Ah, that was not sharp; it was something better. There was, after all, about his Beaver a certain poetry and tenderness.

She picked up the little wooden horse, and held it in her hands, and adjusted its loosened mane, and mended its broken legs, fitting the edges delicately with her clever fingers. And it seemed to him that as she bent over the toy her face grew soft again. When she lifted her head her eyes rested on him, but without seeing him. Never had Flossie had so poignant a vision of Muriel Maud.

He looked at her with a new wonder in his heart. For the first time he was made aware of the change that two years had worked in her. She had grown, he thought, finer in growing firmer; her body in its maturity was acquiring a strength and richness that had been wanting in its youth; as if through that time of waiting it were being fashioned for the end it waited for. But that was not all. She had clothed herself unconsciously with poetry. She stood for a moment transfigured before him; a woman with sweet eyes beholding her desired destiny from far.
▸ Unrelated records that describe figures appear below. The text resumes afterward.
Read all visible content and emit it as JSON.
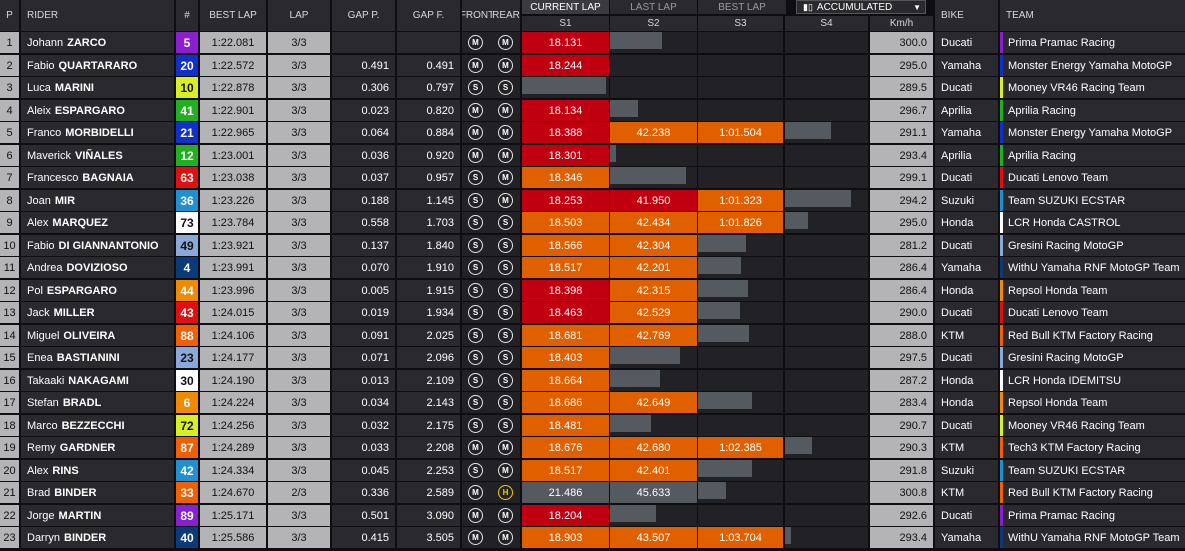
{
  "headers": {
    "p": "P",
    "rider": "RIDER",
    "number": "#",
    "best_lap": "BEST LAP",
    "lap": "LAP",
    "gap_p": "GAP P.",
    "gap_f": "GAP F.",
    "front": "FRONT",
    "rear": "REAR",
    "s1": "S1",
    "s2": "S2",
    "s3": "S3",
    "s4": "S4",
    "kmh": "Km/h",
    "bike": "BIKE",
    "team": "TEAM"
  },
  "tabs": {
    "current_lap": "CURRENT LAP",
    "last_lap": "LAST LAP",
    "best_lap": "BEST LAP",
    "dropdown": "ACCUMULATED",
    "dropdown_icon": "bar-chart-icon"
  },
  "colors": {
    "sector_red": "#c00010",
    "sector_orange": "#e06000",
    "sector_grey": "#555a60",
    "tyre_medium": "#e8e8e8",
    "tyre_hard": "#f0d000"
  },
  "rows": [
    {
      "pos": "1",
      "first": "Johann",
      "last": "ZARCO",
      "num": "5",
      "num_bg": "#8a1fd0",
      "num_fg": "#fff",
      "best": "1:22.081",
      "lap": "3/3",
      "gap_p": "",
      "gap_f": "",
      "front": "M",
      "rear": "M",
      "rear_type": "medium",
      "s1": "18.131",
      "s1c": "red",
      "s1f": 1,
      "s2": "",
      "s2c": "grey",
      "s2f": 0.6,
      "s3": "",
      "s3c": "none",
      "s3f": 0,
      "s4": "",
      "s4c": "none",
      "s4f": 0,
      "kmh": "300.0",
      "bike": "Ducati",
      "team": "Prima Pramac Racing",
      "team_color": "#8a1fd0"
    },
    {
      "pos": "2",
      "first": "Fabio",
      "last": "QUARTARARO",
      "num": "20",
      "num_bg": "#1030c8",
      "num_fg": "#fff",
      "best": "1:22.572",
      "lap": "3/3",
      "gap_p": "0.491",
      "gap_f": "0.491",
      "front": "M",
      "rear": "M",
      "rear_type": "medium",
      "s1": "18.244",
      "s1c": "red",
      "s1f": 1,
      "s2": "",
      "s2c": "none",
      "s2f": 0,
      "s3": "",
      "s3c": "none",
      "s3f": 0,
      "s4": "",
      "s4c": "none",
      "s4f": 0,
      "kmh": "295.0",
      "bike": "Yamaha",
      "team": "Monster Energy Yamaha MotoGP",
      "team_color": "#1030c8"
    },
    {
      "pos": "3",
      "first": "Luca",
      "last": "MARINI",
      "num": "10",
      "num_bg": "#d8f020",
      "num_fg": "#111",
      "best": "1:22.878",
      "lap": "3/3",
      "gap_p": "0.306",
      "gap_f": "0.797",
      "front": "S",
      "rear": "S",
      "rear_type": "medium",
      "s1": "",
      "s1c": "grey",
      "s1f": 0.96,
      "s2": "",
      "s2c": "none",
      "s2f": 0,
      "s3": "",
      "s3c": "none",
      "s3f": 0,
      "s4": "",
      "s4c": "none",
      "s4f": 0,
      "kmh": "289.5",
      "bike": "Ducati",
      "team": "Mooney VR46 Racing Team",
      "team_color": "#d8f020"
    },
    {
      "pos": "4",
      "first": "Aleix",
      "last": "ESPARGARO",
      "num": "41",
      "num_bg": "#20b020",
      "num_fg": "#fff",
      "best": "1:22.901",
      "lap": "3/3",
      "gap_p": "0.023",
      "gap_f": "0.820",
      "front": "M",
      "rear": "M",
      "rear_type": "medium",
      "s1": "18.134",
      "s1c": "red",
      "s1f": 1,
      "s2": "",
      "s2c": "grey",
      "s2f": 0.32,
      "s3": "",
      "s3c": "none",
      "s3f": 0,
      "s4": "",
      "s4c": "none",
      "s4f": 0,
      "kmh": "296.7",
      "bike": "Aprilia",
      "team": "Aprilia Racing",
      "team_color": "#20b020"
    },
    {
      "pos": "5",
      "first": "Franco",
      "last": "MORBIDELLI",
      "num": "21",
      "num_bg": "#1030c8",
      "num_fg": "#fff",
      "best": "1:22.965",
      "lap": "3/3",
      "gap_p": "0.064",
      "gap_f": "0.884",
      "front": "M",
      "rear": "M",
      "rear_type": "medium",
      "s1": "18.388",
      "s1c": "red",
      "s1f": 1,
      "s2": "42.238",
      "s2c": "orange",
      "s2f": 1,
      "s3": "1:01.504",
      "s3c": "orange",
      "s3f": 1,
      "s4": "",
      "s4c": "grey",
      "s4f": 0.55,
      "kmh": "291.1",
      "bike": "Yamaha",
      "team": "Monster Energy Yamaha MotoGP",
      "team_color": "#1030c8"
    },
    {
      "pos": "6",
      "first": "Maverick",
      "last": "VIÑALES",
      "num": "12",
      "num_bg": "#20b020",
      "num_fg": "#fff",
      "best": "1:23.001",
      "lap": "3/3",
      "gap_p": "0.036",
      "gap_f": "0.920",
      "front": "M",
      "rear": "M",
      "rear_type": "medium",
      "s1": "18.301",
      "s1c": "red",
      "s1f": 1,
      "s2": "",
      "s2c": "grey",
      "s2f": 0.07,
      "s3": "",
      "s3c": "none",
      "s3f": 0,
      "s4": "",
      "s4c": "none",
      "s4f": 0,
      "kmh": "293.4",
      "bike": "Aprilia",
      "team": "Aprilia Racing",
      "team_color": "#20b020"
    },
    {
      "pos": "7",
      "first": "Francesco",
      "last": "BAGNAIA",
      "num": "63",
      "num_bg": "#e01010",
      "num_fg": "#fff",
      "best": "1:23.038",
      "lap": "3/3",
      "gap_p": "0.037",
      "gap_f": "0.957",
      "front": "S",
      "rear": "M",
      "rear_type": "medium",
      "s1": "18.346",
      "s1c": "orange",
      "s1f": 1,
      "s2": "",
      "s2c": "grey",
      "s2f": 0.87,
      "s3": "",
      "s3c": "none",
      "s3f": 0,
      "s4": "",
      "s4c": "none",
      "s4f": 0,
      "kmh": "299.1",
      "bike": "Ducati",
      "team": "Ducati Lenovo Team",
      "team_color": "#e01010"
    },
    {
      "pos": "8",
      "first": "Joan",
      "last": "MIR",
      "num": "36",
      "num_bg": "#2090d0",
      "num_fg": "#fff",
      "best": "1:23.226",
      "lap": "3/3",
      "gap_p": "0.188",
      "gap_f": "1.145",
      "front": "S",
      "rear": "M",
      "rear_type": "medium",
      "s1": "18.253",
      "s1c": "red",
      "s1f": 1,
      "s2": "41.950",
      "s2c": "red",
      "s2f": 1,
      "s3": "1:01.323",
      "s3c": "orange",
      "s3f": 1,
      "s4": "",
      "s4c": "grey",
      "s4f": 0.79,
      "kmh": "294.2",
      "bike": "Suzuki",
      "team": "Team SUZUKI ECSTAR",
      "team_color": "#2090d0"
    },
    {
      "pos": "9",
      "first": "Alex",
      "last": "MARQUEZ",
      "num": "73",
      "num_bg": "#ffffff",
      "num_fg": "#111",
      "best": "1:23.784",
      "lap": "3/3",
      "gap_p": "0.558",
      "gap_f": "1.703",
      "front": "S",
      "rear": "S",
      "rear_type": "medium",
      "s1": "18.503",
      "s1c": "orange",
      "s1f": 1,
      "s2": "42.434",
      "s2c": "orange",
      "s2f": 1,
      "s3": "1:01.826",
      "s3c": "orange",
      "s3f": 1,
      "s4": "",
      "s4c": "grey",
      "s4f": 0.28,
      "kmh": "295.0",
      "bike": "Honda",
      "team": "LCR Honda CASTROL",
      "team_color": "#ffffff"
    },
    {
      "pos": "10",
      "first": "Fabio",
      "last": "DI GIANNANTONIO",
      "num": "49",
      "num_bg": "#8aa8d8",
      "num_fg": "#111",
      "best": "1:23.921",
      "lap": "3/3",
      "gap_p": "0.137",
      "gap_f": "1.840",
      "front": "S",
      "rear": "S",
      "rear_type": "medium",
      "s1": "18.566",
      "s1c": "orange",
      "s1f": 1,
      "s2": "42.304",
      "s2c": "orange",
      "s2f": 1,
      "s3": "",
      "s3c": "grey",
      "s3f": 0.56,
      "s4": "",
      "s4c": "none",
      "s4f": 0,
      "kmh": "281.2",
      "bike": "Ducati",
      "team": "Gresini Racing MotoGP",
      "team_color": "#8aa8d8"
    },
    {
      "pos": "11",
      "first": "Andrea",
      "last": "DOVIZIOSO",
      "num": "4",
      "num_bg": "#0a3a7a",
      "num_fg": "#fff",
      "best": "1:23.991",
      "lap": "3/3",
      "gap_p": "0.070",
      "gap_f": "1.910",
      "front": "S",
      "rear": "S",
      "rear_type": "medium",
      "s1": "18.517",
      "s1c": "orange",
      "s1f": 1,
      "s2": "42.201",
      "s2c": "orange",
      "s2f": 1,
      "s3": "",
      "s3c": "grey",
      "s3f": 0.51,
      "s4": "",
      "s4c": "none",
      "s4f": 0,
      "kmh": "286.4",
      "bike": "Yamaha",
      "team": "WithU Yamaha RNF MotoGP Team",
      "team_color": "#0a3a7a"
    },
    {
      "pos": "12",
      "first": "Pol",
      "last": "ESPARGARO",
      "num": "44",
      "num_bg": "#f08a00",
      "num_fg": "#fff",
      "best": "1:23.996",
      "lap": "3/3",
      "gap_p": "0.005",
      "gap_f": "1.915",
      "front": "S",
      "rear": "S",
      "rear_type": "medium",
      "s1": "18.398",
      "s1c": "red",
      "s1f": 1,
      "s2": "42.315",
      "s2c": "orange",
      "s2f": 1,
      "s3": "",
      "s3c": "grey",
      "s3f": 0.59,
      "s4": "",
      "s4c": "none",
      "s4f": 0,
      "kmh": "286.4",
      "bike": "Honda",
      "team": "Repsol Honda Team",
      "team_color": "#f08a00"
    },
    {
      "pos": "13",
      "first": "Jack",
      "last": "MILLER",
      "num": "43",
      "num_bg": "#e01010",
      "num_fg": "#fff",
      "best": "1:24.015",
      "lap": "3/3",
      "gap_p": "0.019",
      "gap_f": "1.934",
      "front": "S",
      "rear": "S",
      "rear_type": "medium",
      "s1": "18.463",
      "s1c": "red",
      "s1f": 1,
      "s2": "42.529",
      "s2c": "orange",
      "s2f": 1,
      "s3": "",
      "s3c": "grey",
      "s3f": 0.49,
      "s4": "",
      "s4c": "none",
      "s4f": 0,
      "kmh": "290.0",
      "bike": "Ducati",
      "team": "Ducati Lenovo Team",
      "team_color": "#e01010"
    },
    {
      "pos": "14",
      "first": "Miguel",
      "last": "OLIVEIRA",
      "num": "88",
      "num_bg": "#f06000",
      "num_fg": "#fff",
      "best": "1:24.106",
      "lap": "3/3",
      "gap_p": "0.091",
      "gap_f": "2.025",
      "front": "S",
      "rear": "S",
      "rear_type": "medium",
      "s1": "18.681",
      "s1c": "orange",
      "s1f": 1,
      "s2": "42.769",
      "s2c": "orange",
      "s2f": 1,
      "s3": "",
      "s3c": "grey",
      "s3f": 0.6,
      "s4": "",
      "s4c": "none",
      "s4f": 0,
      "kmh": "288.0",
      "bike": "KTM",
      "team": "Red Bull KTM Factory Racing",
      "team_color": "#f06000"
    },
    {
      "pos": "15",
      "first": "Enea",
      "last": "BASTIANINI",
      "num": "23",
      "num_bg": "#8aa8d8",
      "num_fg": "#111",
      "best": "1:24.177",
      "lap": "3/3",
      "gap_p": "0.071",
      "gap_f": "2.096",
      "front": "S",
      "rear": "S",
      "rear_type": "medium",
      "s1": "18.403",
      "s1c": "orange",
      "s1f": 1,
      "s2": "",
      "s2c": "grey",
      "s2f": 0.8,
      "s3": "",
      "s3c": "none",
      "s3f": 0,
      "s4": "",
      "s4c": "none",
      "s4f": 0,
      "kmh": "297.5",
      "bike": "Ducati",
      "team": "Gresini Racing MotoGP",
      "team_color": "#8aa8d8"
    },
    {
      "pos": "16",
      "first": "Takaaki",
      "last": "NAKAGAMI",
      "num": "30",
      "num_bg": "#ffffff",
      "num_fg": "#111",
      "best": "1:24.190",
      "lap": "3/3",
      "gap_p": "0.013",
      "gap_f": "2.109",
      "front": "S",
      "rear": "S",
      "rear_type": "medium",
      "s1": "18.664",
      "s1c": "orange",
      "s1f": 1,
      "s2": "",
      "s2c": "grey",
      "s2f": 0.58,
      "s3": "",
      "s3c": "none",
      "s3f": 0,
      "s4": "",
      "s4c": "none",
      "s4f": 0,
      "kmh": "287.2",
      "bike": "Honda",
      "team": "LCR Honda IDEMITSU",
      "team_color": "#ffffff"
    },
    {
      "pos": "17",
      "first": "Stefan",
      "last": "BRADL",
      "num": "6",
      "num_bg": "#f08a00",
      "num_fg": "#fff",
      "best": "1:24.224",
      "lap": "3/3",
      "gap_p": "0.034",
      "gap_f": "2.143",
      "front": "S",
      "rear": "S",
      "rear_type": "medium",
      "s1": "18.686",
      "s1c": "orange",
      "s1f": 1,
      "s2": "42.649",
      "s2c": "orange",
      "s2f": 1,
      "s3": "",
      "s3c": "grey",
      "s3f": 0.63,
      "s4": "",
      "s4c": "none",
      "s4f": 0,
      "kmh": "283.4",
      "bike": "Honda",
      "team": "Repsol Honda Team",
      "team_color": "#f08a00"
    },
    {
      "pos": "18",
      "first": "Marco",
      "last": "BEZZECCHI",
      "num": "72",
      "num_bg": "#d8f020",
      "num_fg": "#111",
      "best": "1:24.256",
      "lap": "3/3",
      "gap_p": "0.032",
      "gap_f": "2.175",
      "front": "S",
      "rear": "S",
      "rear_type": "medium",
      "s1": "18.481",
      "s1c": "orange",
      "s1f": 1,
      "s2": "",
      "s2c": "grey",
      "s2f": 0.47,
      "s3": "",
      "s3c": "none",
      "s3f": 0,
      "s4": "",
      "s4c": "none",
      "s4f": 0,
      "kmh": "290.7",
      "bike": "Ducati",
      "team": "Mooney VR46 Racing Team",
      "team_color": "#d8f020"
    },
    {
      "pos": "19",
      "first": "Remy",
      "last": "GARDNER",
      "num": "87",
      "num_bg": "#f06000",
      "num_fg": "#fff",
      "best": "1:24.289",
      "lap": "3/3",
      "gap_p": "0.033",
      "gap_f": "2.208",
      "front": "M",
      "rear": "M",
      "rear_type": "medium",
      "s1": "18.676",
      "s1c": "orange",
      "s1f": 1,
      "s2": "42.680",
      "s2c": "orange",
      "s2f": 1,
      "s3": "1:02.385",
      "s3c": "orange",
      "s3f": 1,
      "s4": "",
      "s4c": "grey",
      "s4f": 0.33,
      "kmh": "290.3",
      "bike": "KTM",
      "team": "Tech3 KTM Factory Racing",
      "team_color": "#f06000"
    },
    {
      "pos": "20",
      "first": "Alex",
      "last": "RINS",
      "num": "42",
      "num_bg": "#2090d0",
      "num_fg": "#fff",
      "best": "1:24.334",
      "lap": "3/3",
      "gap_p": "0.045",
      "gap_f": "2.253",
      "front": "S",
      "rear": "M",
      "rear_type": "medium",
      "s1": "18.517",
      "s1c": "orange",
      "s1f": 1,
      "s2": "42.401",
      "s2c": "orange",
      "s2f": 1,
      "s3": "",
      "s3c": "grey",
      "s3f": 0.64,
      "s4": "",
      "s4c": "none",
      "s4f": 0,
      "kmh": "291.8",
      "bike": "Suzuki",
      "team": "Team SUZUKI ECSTAR",
      "team_color": "#2090d0"
    },
    {
      "pos": "21",
      "first": "Brad",
      "last": "BINDER",
      "num": "33",
      "num_bg": "#f06000",
      "num_fg": "#fff",
      "best": "1:24.670",
      "lap": "2/3",
      "gap_p": "0.336",
      "gap_f": "2.589",
      "front": "M",
      "rear": "H",
      "rear_type": "hard",
      "s1": "21.486",
      "s1c": "grey",
      "s1f": 1,
      "s2": "45.633",
      "s2c": "grey",
      "s2f": 1,
      "s3": "",
      "s3c": "grey",
      "s3f": 0.33,
      "s4": "",
      "s4c": "none",
      "s4f": 0,
      "kmh": "300.8",
      "bike": "KTM",
      "team": "Red Bull KTM Factory Racing",
      "team_color": "#f06000"
    },
    {
      "pos": "22",
      "first": "Jorge",
      "last": "MARTIN",
      "num": "89",
      "num_bg": "#8a1fd0",
      "num_fg": "#fff",
      "best": "1:25.171",
      "lap": "3/3",
      "gap_p": "0.501",
      "gap_f": "3.090",
      "front": "M",
      "rear": "M",
      "rear_type": "medium",
      "s1": "18.204",
      "s1c": "red",
      "s1f": 1,
      "s2": "",
      "s2c": "grey",
      "s2f": 0.53,
      "s3": "",
      "s3c": "none",
      "s3f": 0,
      "s4": "",
      "s4c": "none",
      "s4f": 0,
      "kmh": "292.6",
      "bike": "Ducati",
      "team": "Prima Pramac Racing",
      "team_color": "#8a1fd0"
    },
    {
      "pos": "23",
      "first": "Darryn",
      "last": "BINDER",
      "num": "40",
      "num_bg": "#0a3a7a",
      "num_fg": "#fff",
      "best": "1:25.586",
      "lap": "3/3",
      "gap_p": "0.415",
      "gap_f": "3.505",
      "front": "M",
      "rear": "M",
      "rear_type": "medium",
      "s1": "18.903",
      "s1c": "orange",
      "s1f": 1,
      "s2": "43.507",
      "s2c": "orange",
      "s2f": 1,
      "s3": "1:03.704",
      "s3c": "orange",
      "s3f": 1,
      "s4": "",
      "s4c": "grey",
      "s4f": 0.07,
      "kmh": "293.4",
      "bike": "Yamaha",
      "team": "WithU Yamaha RNF MotoGP Team",
      "team_color": "#0a3a7a"
    }
  ]
}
Her soul (for a moment) rose in her face like a star—a dim prophetic star that trembled between darkness and dawn. He knew that she saw herself now as the possible mother of his children.

The anger and the jealousy were over; and all of a sudden she gave in.

"You can have the house, if you like, Keith."

"All right; I do like it. That's a dear little Beaver."

As he approached her her glance fled. "I didn't say you could have the room. I want to keep it empty."

He put his arm round her and led her to the window. "What do you want to keep it empty for, Flossie?"

Her poor little thoughts, surprised and dismayed, went scurrying hither and thither, trying to hide their trail.

"Oh," she said, still looking away from him. "To store things in." He drew her closer to him and kissed her tenderly.